The negatives that staff tend to report when homeworking tend to be linked to poor mental health, as well as a lack of motivation. This could be due to not having space to work, or being unable to focus due to child care. Many companies now consider ways in which they can support those who are struggling with the adjustment. Whether it’s ensuring that employees are equipped to work from home by sending them additional technology, or companies purchasing meeting rooms for those who are struggling, the consensus is that remote working is here to stay.

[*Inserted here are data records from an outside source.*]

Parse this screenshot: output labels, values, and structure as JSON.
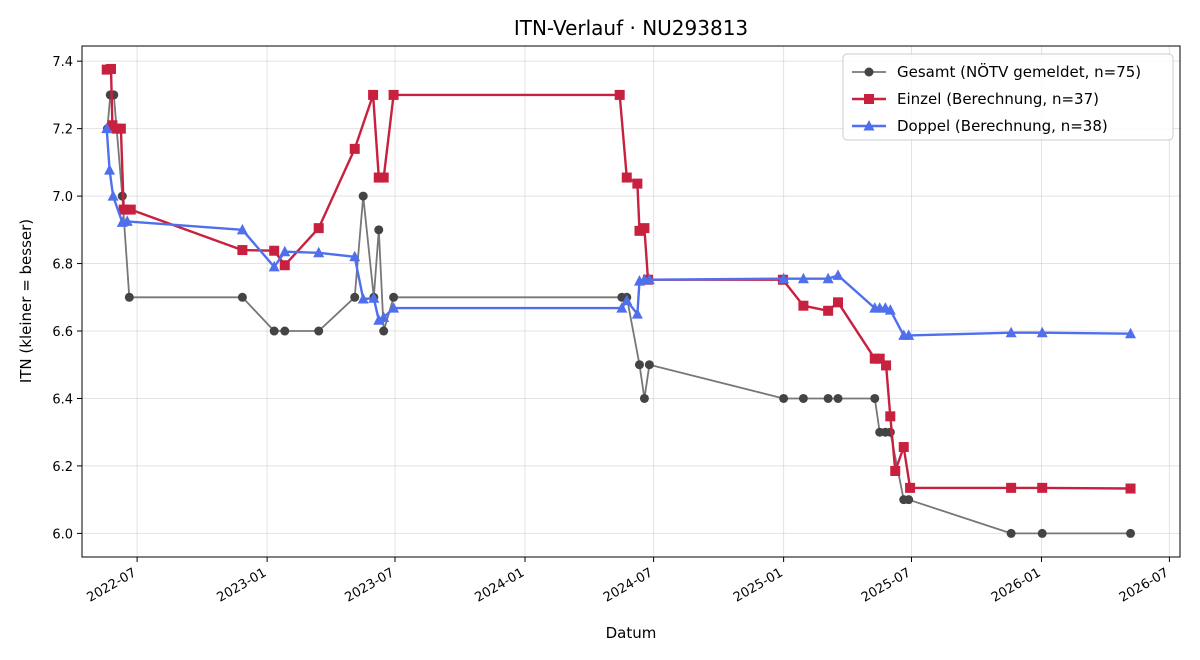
{
  "chart_data": {
    "type": "line",
    "title": "ITN-Verlauf · NU293813",
    "xlabel": "Datum",
    "ylabel": "ITN  (kleiner = besser)",
    "x_range": [
      "2022-04-14",
      "2026-07-16"
    ],
    "ylim": [
      5.93,
      7.445
    ],
    "grid": true,
    "legend_position": "top-right",
    "x_ticks": [
      {
        "date": "2022-07-01",
        "label": "2022-07"
      },
      {
        "date": "2023-01-01",
        "label": "2023-01"
      },
      {
        "date": "2023-07-01",
        "label": "2023-07"
      },
      {
        "date": "2024-01-01",
        "label": "2024-01"
      },
      {
        "date": "2024-07-01",
        "label": "2024-07"
      },
      {
        "date": "2025-01-01",
        "label": "2025-01"
      },
      {
        "date": "2025-07-01",
        "label": "2025-07"
      },
      {
        "date": "2026-01-01",
        "label": "2026-01"
      },
      {
        "date": "2026-07-01",
        "label": "2026-07"
      }
    ],
    "y_ticks": [
      {
        "value": 6.0,
        "label": "6.0"
      },
      {
        "value": 6.2,
        "label": "6.2"
      },
      {
        "value": 6.4,
        "label": "6.4"
      },
      {
        "value": 6.6,
        "label": "6.6"
      },
      {
        "value": 6.8,
        "label": "6.8"
      },
      {
        "value": 7.0,
        "label": "7.0"
      },
      {
        "value": 7.2,
        "label": "7.2"
      },
      {
        "value": 7.4,
        "label": "7.4"
      }
    ],
    "series": [
      {
        "name": "Gesamt (NÖTV gemeldet, n=75)",
        "color": "#444444",
        "marker": "circle",
        "points": [
          {
            "x": "2022-05-20",
            "y": 7.2
          },
          {
            "x": "2022-05-24",
            "y": 7.3
          },
          {
            "x": "2022-05-29",
            "y": 7.3
          },
          {
            "x": "2022-06-10",
            "y": 7.0
          },
          {
            "x": "2022-06-20",
            "y": 6.7
          },
          {
            "x": "2022-11-27",
            "y": 6.7
          },
          {
            "x": "2023-01-11",
            "y": 6.6
          },
          {
            "x": "2023-01-26",
            "y": 6.6
          },
          {
            "x": "2023-03-15",
            "y": 6.6
          },
          {
            "x": "2023-05-05",
            "y": 6.7
          },
          {
            "x": "2023-05-17",
            "y": 7.0
          },
          {
            "x": "2023-06-01",
            "y": 6.7
          },
          {
            "x": "2023-06-08",
            "y": 6.9
          },
          {
            "x": "2023-06-15",
            "y": 6.6
          },
          {
            "x": "2023-06-29",
            "y": 6.7
          },
          {
            "x": "2024-05-17",
            "y": 6.7
          },
          {
            "x": "2024-05-24",
            "y": 6.7
          },
          {
            "x": "2024-06-11",
            "y": 6.5
          },
          {
            "x": "2024-06-18",
            "y": 6.4
          },
          {
            "x": "2024-06-25",
            "y": 6.5
          },
          {
            "x": "2025-01-01",
            "y": 6.4
          },
          {
            "x": "2025-01-29",
            "y": 6.4
          },
          {
            "x": "2025-03-05",
            "y": 6.4
          },
          {
            "x": "2025-03-19",
            "y": 6.4
          },
          {
            "x": "2025-05-10",
            "y": 6.4
          },
          {
            "x": "2025-05-17",
            "y": 6.3
          },
          {
            "x": "2025-05-25",
            "y": 6.3
          },
          {
            "x": "2025-06-01",
            "y": 6.3
          },
          {
            "x": "2025-06-20",
            "y": 6.1
          },
          {
            "x": "2025-06-27",
            "y": 6.1
          },
          {
            "x": "2025-11-19",
            "y": 6.0
          },
          {
            "x": "2026-01-02",
            "y": 6.0
          },
          {
            "x": "2026-05-07",
            "y": 6.0
          }
        ]
      },
      {
        "name": "Einzel (Berechnung, n=37)",
        "color": "#c8203f",
        "marker": "square",
        "points": [
          {
            "x": "2022-05-19",
            "y": 7.375
          },
          {
            "x": "2022-05-25",
            "y": 7.377
          },
          {
            "x": "2022-05-27",
            "y": 7.21
          },
          {
            "x": "2022-06-02",
            "y": 7.2
          },
          {
            "x": "2022-06-08",
            "y": 7.2
          },
          {
            "x": "2022-06-12",
            "y": 6.96
          },
          {
            "x": "2022-06-22",
            "y": 6.96
          },
          {
            "x": "2022-11-27",
            "y": 6.84
          },
          {
            "x": "2023-01-11",
            "y": 6.838
          },
          {
            "x": "2023-01-26",
            "y": 6.795
          },
          {
            "x": "2023-03-15",
            "y": 6.905
          },
          {
            "x": "2023-05-05",
            "y": 7.14
          },
          {
            "x": "2023-05-31",
            "y": 7.3
          },
          {
            "x": "2023-06-08",
            "y": 7.055
          },
          {
            "x": "2023-06-15",
            "y": 7.055
          },
          {
            "x": "2023-06-29",
            "y": 7.3
          },
          {
            "x": "2024-05-14",
            "y": 7.3
          },
          {
            "x": "2024-05-24",
            "y": 7.055
          },
          {
            "x": "2024-06-08",
            "y": 7.037
          },
          {
            "x": "2024-06-11",
            "y": 6.897
          },
          {
            "x": "2024-06-18",
            "y": 6.905
          },
          {
            "x": "2024-06-23",
            "y": 6.752
          },
          {
            "x": "2024-12-31",
            "y": 6.752
          },
          {
            "x": "2025-01-29",
            "y": 6.675
          },
          {
            "x": "2025-03-05",
            "y": 6.66
          },
          {
            "x": "2025-03-19",
            "y": 6.685
          },
          {
            "x": "2025-05-10",
            "y": 6.518
          },
          {
            "x": "2025-05-17",
            "y": 6.518
          },
          {
            "x": "2025-05-26",
            "y": 6.498
          },
          {
            "x": "2025-06-01",
            "y": 6.347
          },
          {
            "x": "2025-06-08",
            "y": 6.185
          },
          {
            "x": "2025-06-20",
            "y": 6.256
          },
          {
            "x": "2025-06-29",
            "y": 6.135
          },
          {
            "x": "2025-11-19",
            "y": 6.135
          },
          {
            "x": "2026-01-02",
            "y": 6.135
          },
          {
            "x": "2026-05-07",
            "y": 6.133
          }
        ]
      },
      {
        "name": "Doppel (Berechnung, n=38)",
        "color": "#4f6fed",
        "marker": "triangle",
        "points": [
          {
            "x": "2022-05-19",
            "y": 7.2
          },
          {
            "x": "2022-05-23",
            "y": 7.077
          },
          {
            "x": "2022-05-28",
            "y": 7.0
          },
          {
            "x": "2022-06-10",
            "y": 6.922
          },
          {
            "x": "2022-06-17",
            "y": 6.925
          },
          {
            "x": "2022-11-27",
            "y": 6.9
          },
          {
            "x": "2023-01-11",
            "y": 6.79
          },
          {
            "x": "2023-01-26",
            "y": 6.835
          },
          {
            "x": "2023-03-15",
            "y": 6.832
          },
          {
            "x": "2023-05-05",
            "y": 6.82
          },
          {
            "x": "2023-05-17",
            "y": 6.695
          },
          {
            "x": "2023-06-01",
            "y": 6.697
          },
          {
            "x": "2023-06-08",
            "y": 6.632
          },
          {
            "x": "2023-06-15",
            "y": 6.64
          },
          {
            "x": "2023-06-29",
            "y": 6.668
          },
          {
            "x": "2024-05-17",
            "y": 6.668
          },
          {
            "x": "2024-05-24",
            "y": 6.69
          },
          {
            "x": "2024-06-08",
            "y": 6.65
          },
          {
            "x": "2024-06-11",
            "y": 6.748
          },
          {
            "x": "2024-06-18",
            "y": 6.752
          },
          {
            "x": "2024-06-25",
            "y": 6.752
          },
          {
            "x": "2025-01-01",
            "y": 6.755
          },
          {
            "x": "2025-01-29",
            "y": 6.755
          },
          {
            "x": "2025-03-05",
            "y": 6.755
          },
          {
            "x": "2025-03-19",
            "y": 6.765
          },
          {
            "x": "2025-05-10",
            "y": 6.668
          },
          {
            "x": "2025-05-17",
            "y": 6.668
          },
          {
            "x": "2025-05-25",
            "y": 6.668
          },
          {
            "x": "2025-06-01",
            "y": 6.662
          },
          {
            "x": "2025-06-20",
            "y": 6.587
          },
          {
            "x": "2025-06-27",
            "y": 6.587
          },
          {
            "x": "2025-11-19",
            "y": 6.595
          },
          {
            "x": "2026-01-02",
            "y": 6.595
          },
          {
            "x": "2026-05-07",
            "y": 6.592
          }
        ]
      }
    ]
  }
}
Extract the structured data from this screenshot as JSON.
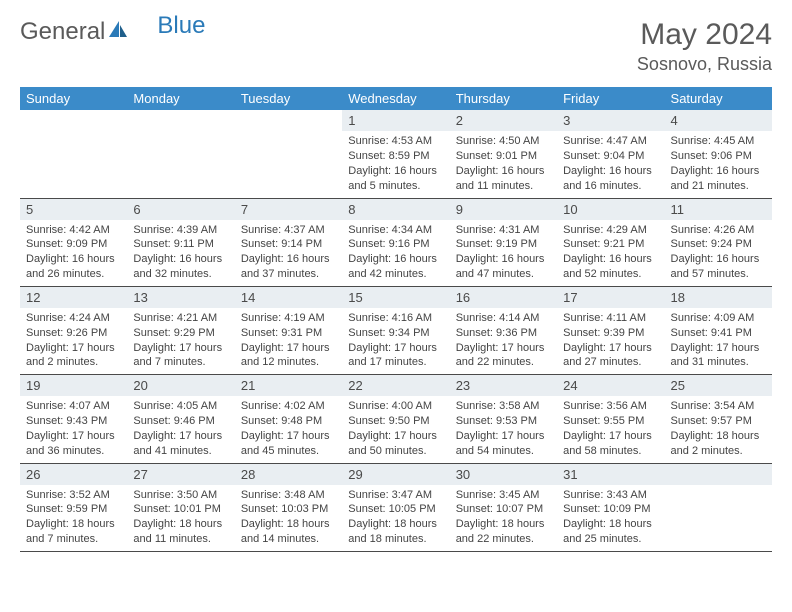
{
  "logo": {
    "general": "General",
    "blue": "Blue"
  },
  "title": {
    "month": "May 2024",
    "location": "Sosnovo, Russia"
  },
  "colors": {
    "header_bg": "#3b8bc9",
    "header_text": "#ffffff",
    "daynum_bg": "#e9eef2",
    "border": "#4a4a4a",
    "logo_blue": "#2a7ab8",
    "text": "#333333"
  },
  "weekdays": [
    "Sunday",
    "Monday",
    "Tuesday",
    "Wednesday",
    "Thursday",
    "Friday",
    "Saturday"
  ],
  "first_weekday": 3,
  "days": [
    {
      "n": 1,
      "sr": "4:53 AM",
      "ss": "8:59 PM",
      "dl": "16 hours and 5 minutes."
    },
    {
      "n": 2,
      "sr": "4:50 AM",
      "ss": "9:01 PM",
      "dl": "16 hours and 11 minutes."
    },
    {
      "n": 3,
      "sr": "4:47 AM",
      "ss": "9:04 PM",
      "dl": "16 hours and 16 minutes."
    },
    {
      "n": 4,
      "sr": "4:45 AM",
      "ss": "9:06 PM",
      "dl": "16 hours and 21 minutes."
    },
    {
      "n": 5,
      "sr": "4:42 AM",
      "ss": "9:09 PM",
      "dl": "16 hours and 26 minutes."
    },
    {
      "n": 6,
      "sr": "4:39 AM",
      "ss": "9:11 PM",
      "dl": "16 hours and 32 minutes."
    },
    {
      "n": 7,
      "sr": "4:37 AM",
      "ss": "9:14 PM",
      "dl": "16 hours and 37 minutes."
    },
    {
      "n": 8,
      "sr": "4:34 AM",
      "ss": "9:16 PM",
      "dl": "16 hours and 42 minutes."
    },
    {
      "n": 9,
      "sr": "4:31 AM",
      "ss": "9:19 PM",
      "dl": "16 hours and 47 minutes."
    },
    {
      "n": 10,
      "sr": "4:29 AM",
      "ss": "9:21 PM",
      "dl": "16 hours and 52 minutes."
    },
    {
      "n": 11,
      "sr": "4:26 AM",
      "ss": "9:24 PM",
      "dl": "16 hours and 57 minutes."
    },
    {
      "n": 12,
      "sr": "4:24 AM",
      "ss": "9:26 PM",
      "dl": "17 hours and 2 minutes."
    },
    {
      "n": 13,
      "sr": "4:21 AM",
      "ss": "9:29 PM",
      "dl": "17 hours and 7 minutes."
    },
    {
      "n": 14,
      "sr": "4:19 AM",
      "ss": "9:31 PM",
      "dl": "17 hours and 12 minutes."
    },
    {
      "n": 15,
      "sr": "4:16 AM",
      "ss": "9:34 PM",
      "dl": "17 hours and 17 minutes."
    },
    {
      "n": 16,
      "sr": "4:14 AM",
      "ss": "9:36 PM",
      "dl": "17 hours and 22 minutes."
    },
    {
      "n": 17,
      "sr": "4:11 AM",
      "ss": "9:39 PM",
      "dl": "17 hours and 27 minutes."
    },
    {
      "n": 18,
      "sr": "4:09 AM",
      "ss": "9:41 PM",
      "dl": "17 hours and 31 minutes."
    },
    {
      "n": 19,
      "sr": "4:07 AM",
      "ss": "9:43 PM",
      "dl": "17 hours and 36 minutes."
    },
    {
      "n": 20,
      "sr": "4:05 AM",
      "ss": "9:46 PM",
      "dl": "17 hours and 41 minutes."
    },
    {
      "n": 21,
      "sr": "4:02 AM",
      "ss": "9:48 PM",
      "dl": "17 hours and 45 minutes."
    },
    {
      "n": 22,
      "sr": "4:00 AM",
      "ss": "9:50 PM",
      "dl": "17 hours and 50 minutes."
    },
    {
      "n": 23,
      "sr": "3:58 AM",
      "ss": "9:53 PM",
      "dl": "17 hours and 54 minutes."
    },
    {
      "n": 24,
      "sr": "3:56 AM",
      "ss": "9:55 PM",
      "dl": "17 hours and 58 minutes."
    },
    {
      "n": 25,
      "sr": "3:54 AM",
      "ss": "9:57 PM",
      "dl": "18 hours and 2 minutes."
    },
    {
      "n": 26,
      "sr": "3:52 AM",
      "ss": "9:59 PM",
      "dl": "18 hours and 7 minutes."
    },
    {
      "n": 27,
      "sr": "3:50 AM",
      "ss": "10:01 PM",
      "dl": "18 hours and 11 minutes."
    },
    {
      "n": 28,
      "sr": "3:48 AM",
      "ss": "10:03 PM",
      "dl": "18 hours and 14 minutes."
    },
    {
      "n": 29,
      "sr": "3:47 AM",
      "ss": "10:05 PM",
      "dl": "18 hours and 18 minutes."
    },
    {
      "n": 30,
      "sr": "3:45 AM",
      "ss": "10:07 PM",
      "dl": "18 hours and 22 minutes."
    },
    {
      "n": 31,
      "sr": "3:43 AM",
      "ss": "10:09 PM",
      "dl": "18 hours and 25 minutes."
    }
  ],
  "labels": {
    "sunrise": "Sunrise:",
    "sunset": "Sunset:",
    "daylight": "Daylight:"
  }
}
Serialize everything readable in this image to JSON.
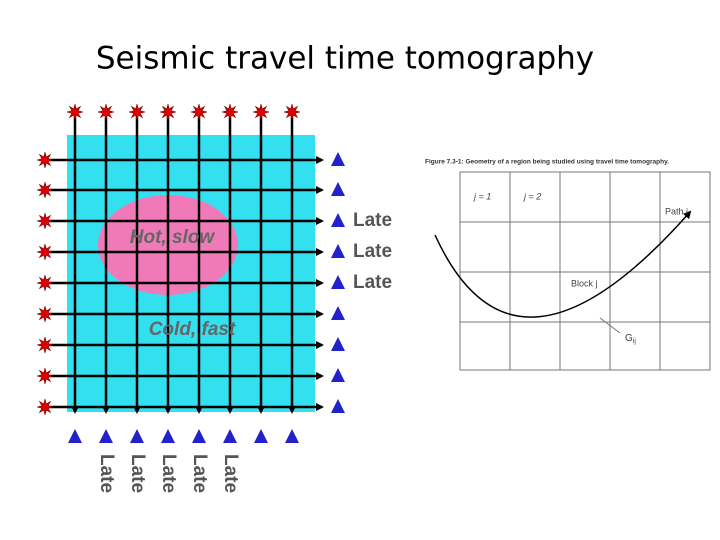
{
  "title": "Seismic travel time tomography",
  "left_diagram": {
    "hot_region": "Hot, slow",
    "cold_region": "Cold, fast",
    "right_labels": [
      "Late",
      "Late",
      "Late"
    ],
    "bottom_labels": [
      "Late",
      "Late",
      "Late",
      "Late",
      "Late"
    ]
  },
  "right_diagram": {
    "caption": "Figure 7.3-1: Geometry of a region being studied using travel time tomography.",
    "column_1": "j = 1",
    "column_2": "j = 2",
    "path": "Path i",
    "block": "Block j",
    "segment": {
      "symbol": "G",
      "subscript": "ij"
    }
  }
}
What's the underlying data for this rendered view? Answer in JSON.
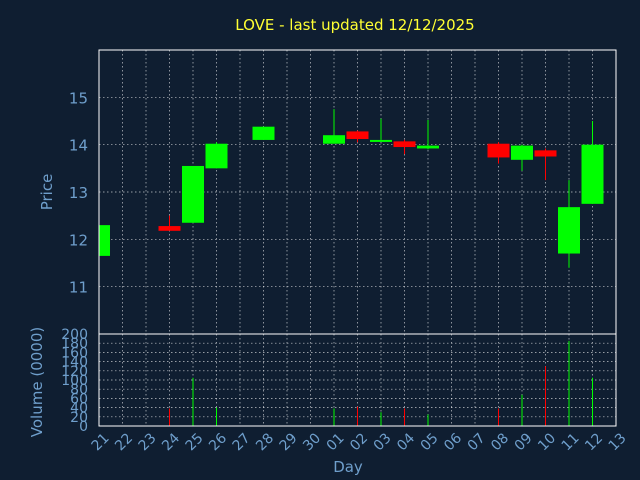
{
  "chart_data": {
    "type": "candlestick",
    "title": "LOVE - last updated 12/12/2025",
    "xlabel": "Day",
    "price_ylabel": "Price",
    "volume_ylabel": "Volume (0000)",
    "x_ticks": [
      "21",
      "22",
      "23",
      "24",
      "25",
      "26",
      "27",
      "28",
      "29",
      "30",
      "01",
      "02",
      "03",
      "04",
      "05",
      "06",
      "07",
      "08",
      "09",
      "10",
      "11",
      "12",
      "13"
    ],
    "price_ylim": [
      10.0,
      16.0
    ],
    "price_yticks": [
      11,
      12,
      13,
      14,
      15
    ],
    "volume_ylim": [
      0,
      200
    ],
    "volume_yticks": [
      0,
      20,
      40,
      60,
      80,
      100,
      120,
      140,
      160,
      180,
      200
    ],
    "grid": true,
    "colors": {
      "background": "#0f1e31",
      "up": "#00ff00",
      "down": "#ff0000",
      "grid": "#ffffff",
      "title": "#ffff33",
      "axis_text": "#6f9fcc"
    },
    "candles": [
      {
        "day": "21",
        "open": 11.65,
        "high": 12.3,
        "low": 11.65,
        "close": 12.3,
        "volume": 0
      },
      {
        "day": "24",
        "open": 12.28,
        "high": 12.5,
        "low": 12.2,
        "close": 12.18,
        "volume": 38
      },
      {
        "day": "25",
        "open": 12.35,
        "high": 13.55,
        "low": 12.35,
        "close": 13.55,
        "volume": 105
      },
      {
        "day": "26",
        "open": 13.5,
        "high": 14.05,
        "low": 13.5,
        "close": 14.02,
        "volume": 40
      },
      {
        "day": "28",
        "open": 14.1,
        "high": 14.38,
        "low": 14.1,
        "close": 14.38,
        "volume": 0
      },
      {
        "day": "01",
        "open": 14.02,
        "high": 14.75,
        "low": 14.02,
        "close": 14.2,
        "volume": 38
      },
      {
        "day": "02",
        "open": 14.28,
        "high": 14.3,
        "low": 14.05,
        "close": 14.12,
        "volume": 42
      },
      {
        "day": "03",
        "open": 14.1,
        "high": 14.55,
        "low": 14.1,
        "close": 14.1,
        "volume": 30
      },
      {
        "day": "04",
        "open": 14.07,
        "high": 14.1,
        "low": 13.8,
        "close": 13.95,
        "volume": 38
      },
      {
        "day": "05",
        "open": 13.92,
        "high": 14.52,
        "low": 13.9,
        "close": 13.98,
        "volume": 25
      },
      {
        "day": "08",
        "open": 14.02,
        "high": 14.05,
        "low": 13.6,
        "close": 13.73,
        "volume": 38
      },
      {
        "day": "09",
        "open": 13.68,
        "high": 14.0,
        "low": 13.45,
        "close": 13.98,
        "volume": 68
      },
      {
        "day": "10",
        "open": 13.88,
        "high": 13.92,
        "low": 13.25,
        "close": 13.75,
        "volume": 130
      },
      {
        "day": "11",
        "open": 11.7,
        "high": 13.25,
        "low": 11.4,
        "close": 12.68,
        "volume": 185
      },
      {
        "day": "12",
        "open": 12.75,
        "high": 14.5,
        "low": 12.75,
        "close": 14.0,
        "volume": 105
      }
    ]
  }
}
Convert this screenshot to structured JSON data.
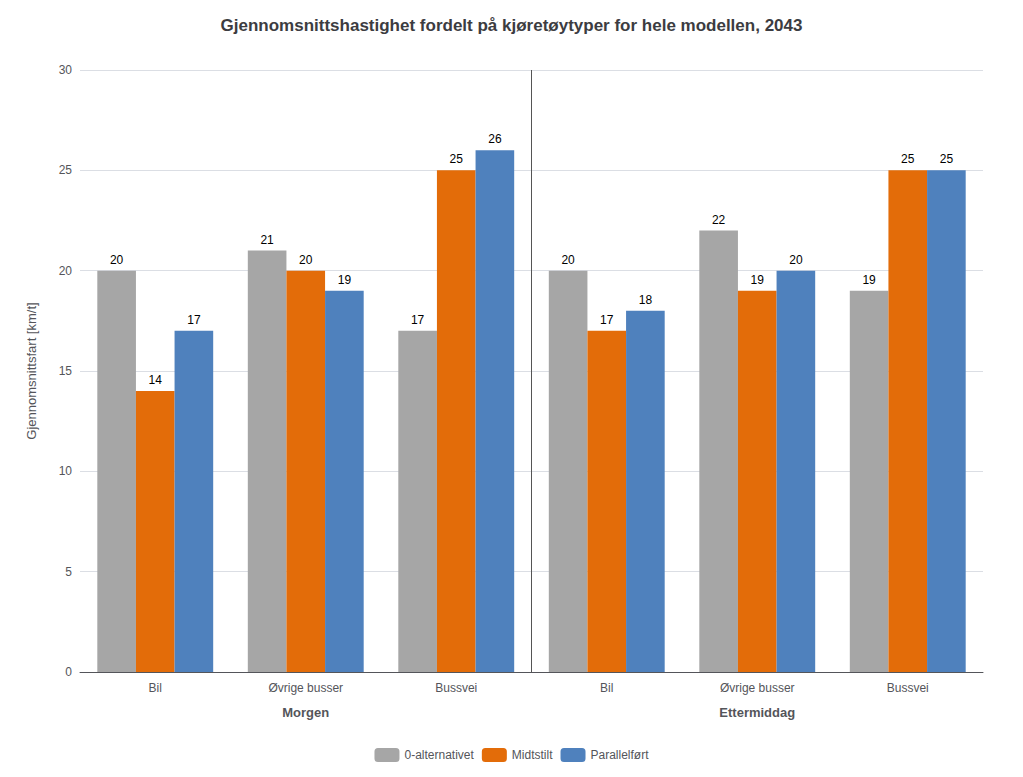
{
  "chart_data": {
    "type": "bar",
    "title": "Gjennomsnittshastighet fordelt på kjøretøytyper for hele modellen, 2043",
    "ylabel": "Gjennomsnittsfart [km/t]",
    "categories": [
      "Bil",
      "Øvrige busser",
      "Bussvei",
      "Bil",
      "Øvrige busser",
      "Bussvei"
    ],
    "annotations": [
      "Morgen",
      "Ettermiddag"
    ],
    "series": [
      {
        "name": "0-alternativet",
        "color": "#a6a6a6",
        "values": [
          20,
          21,
          17,
          20,
          22,
          19
        ]
      },
      {
        "name": "Midtstilt",
        "color": "#e36c09",
        "values": [
          14,
          20,
          25,
          17,
          19,
          25
        ]
      },
      {
        "name": "Parallelført",
        "color": "#4f81bd",
        "values": [
          17,
          19,
          26,
          18,
          20,
          25
        ]
      }
    ],
    "ylim": [
      0,
      30
    ],
    "yticks": [
      0,
      5,
      10,
      15,
      20,
      25,
      30
    ],
    "grid": true,
    "legend": "bottom",
    "data_labels": true
  }
}
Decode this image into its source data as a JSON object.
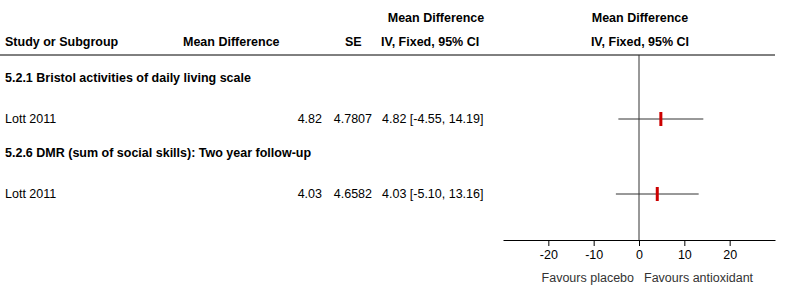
{
  "chart_data": {
    "type": "forest",
    "header_top": [
      "Mean Difference",
      "Mean Difference"
    ],
    "columns": [
      "Study or Subgroup",
      "Mean Difference",
      "SE",
      "IV, Fixed, 95% CI",
      "IV, Fixed, 95% CI"
    ],
    "subgroups": [
      {
        "title": "5.2.1 Bristol activities of daily living scale",
        "studies": [
          {
            "study": "Lott 2011",
            "mean_difference": 4.82,
            "se": 4.7807,
            "ci_lower": -4.55,
            "ci_upper": 14.19,
            "ci_label": "4.82 [-4.55, 14.19]"
          }
        ]
      },
      {
        "title": "5.2.6 DMR (sum of social skills): Two year follow-up",
        "studies": [
          {
            "study": "Lott 2011",
            "mean_difference": 4.03,
            "se": 4.6582,
            "ci_lower": -5.1,
            "ci_upper": 13.16,
            "ci_label": "4.03 [-5.10, 13.16]"
          }
        ]
      }
    ],
    "null_line": 0,
    "xlim": [
      -30,
      30
    ],
    "xticks": [
      -20,
      -10,
      0,
      10,
      20
    ],
    "x_left_label": "Favours placebo",
    "x_right_label": "Favours antioxidant",
    "color": "#cc0000"
  }
}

It is likely that shared office spaces, used mostly for social and collaborative purposes, will pop up in cities like Glasgow, Edinburgh and London. Last month Standard Chartered Plc announced it will “push the boundaries” for half of its 85,000 staff, who work in nine of the 55 countries where it operates. From early 2021, it will offer employees the option of heading to a “near home” location, which it will rent from an office-sharing company.

 

An increase in automation and AI

 

Like it or loathe it, companies have adopted AI, Automation and new technology during COVID-19. Outside of the recruitment industry, AI has already worked to provide personalised Covid care to patients. The Office of National Statistics states that 8% of jobs in the UK are at risk of automation with Deloitte expecting this figure to rise to 35%.

 

Will your company recruit for new roles?

 

With the speed of which things are changing, you might see the recruitment of new job titles happening quicker than you think. The Future of Jobs Report 2020 predicts that 97 million new jobs of tomorrow will emerge by 2025. The five most in-demand roles in future job markets include:

  1. Data Analysts and Scientists
  2. AI and Machine Learning Specialists
  3. Big Data Specialists
  4. Internet of Things Specialists
  5. Digital Transformation Specialists

 

Flexible working requests

 

When lockdown hit in March, UK businesses scrambled to implement digital infrastructure that would allow staff to work remotely. Organisations who previously discouraged home working were finding their employees performing well. When lockdown was lifted, many companies implemented flexible start times so that staff could avoid commuting in the busiest hours, limiting their person-to-person contact. In an age of lockdown measures and self-isolations it’s easier for employers to maintain an agile approach meaning traditional ‘9 to 5’ working hours change.

 

Virtual onboarding of new starters here to stay

 

There is no denying that companies, pre-pandemic, varied in their onboarding processes. With many new starters embarking on their new roles remotely, it has forced HR departments and line managers to take a look at their onboarding process and to bring it to life virtually. From branded items and equipment being delivered and installed ahead of their first day, to the introduction of corporate buddy programmes, previews of the first day itinerary and ‘weekly wind-down’ sessions, are ways in which companies changed from their existing inductions.

The truth is COVID-19 has accelerated the future of jobs. Just as the high street experienced its own revolution, creating casualties for those that didn’t adapt to online shopping, business that plan to return to the workplace of January 2020 will be left behind. Moving to new, remote operating models will allow businesses to take advantage of their existing talent, potential talent pool, and make the most of new opportunities.